Pascal, Blaise
French Mathematician and Philosopher 1623–1662
Most students in a mathematics class at some point wonder why. Not "Why does this process or theory work?" but rather "Why do I have to learn this?" Blaise Pascal, a mathematician during the mid-seventeenth century, is certainly one of the people to "blame." Yet Pascal made many contributions to mathematics and society as a whole.
Education for children of the 1600s was very different from modern education. There had been a time during Pascal's youth when his father had forbidden him to study mathematics and physics. Pascal's father even went so far as to lock up all the books to keep them away from his son. It seemed as though his father was embarrassed or worried that he would get in trouble for doing mathematics.
Pascal showed that he was capable of learning mathematics, such as infinitesimal calculus, on his own. This made his father realize that Pascal had a special talent for the subject. Thankfully, his father then allowed him access to all books, and Pascal blossomed in his studies. He even wrote an original treatise on conic sections at the age of 16.
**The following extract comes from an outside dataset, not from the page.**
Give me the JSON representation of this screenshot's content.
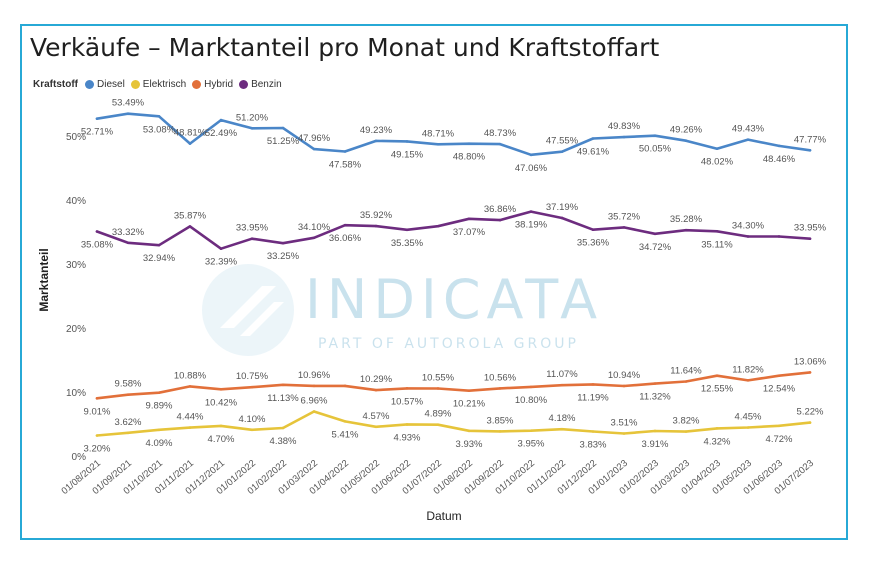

Pascal not only had a natural ability to understand mathematics, but he also was an inventor. His father was a bookkeeper, which meant doing computations by hand. It was quite easy to make a simple mistake while adding and subtracting long columns of numbers. Pascal ultimately created a device that could do addition and subtraction of multiple numbers. Pascal's adding and subtracting device is considered the first calculator—more than 300 years before the modern calculator became more compact and much more sophisticated in its capabilities.
Pascal was also partly responsible for discovering the field of mathematics known as probability theory. He had a friend who was a professional gambler. Pascal's friend could not understand why he was losing when he felt he had a good chance of winning. With the help of another French mathematician, Pierre de Fermat (1601–1665), Pascal studied the probability of dice-throwing and other such games of chance. Ultimately this work on probability led to a treatise on binomial coefficients, the table of which is now known as Pascal's triangle.
Pascal died at the age of 39, but he left behind quite a legacy of knowledge in geometry, probability, physics, calculus, and a number of inventions, including the syringe and the hydraulic press. After his death, his sister found boxes and drawers full of scraps of paper with Pascal's writing on them. She published the papers posthumously and titled the collection Pensées (1670), meaning thoughts. Every student should be familiar with at least one quotation from the work: "When we read too fast or too slowly, we understand nothing."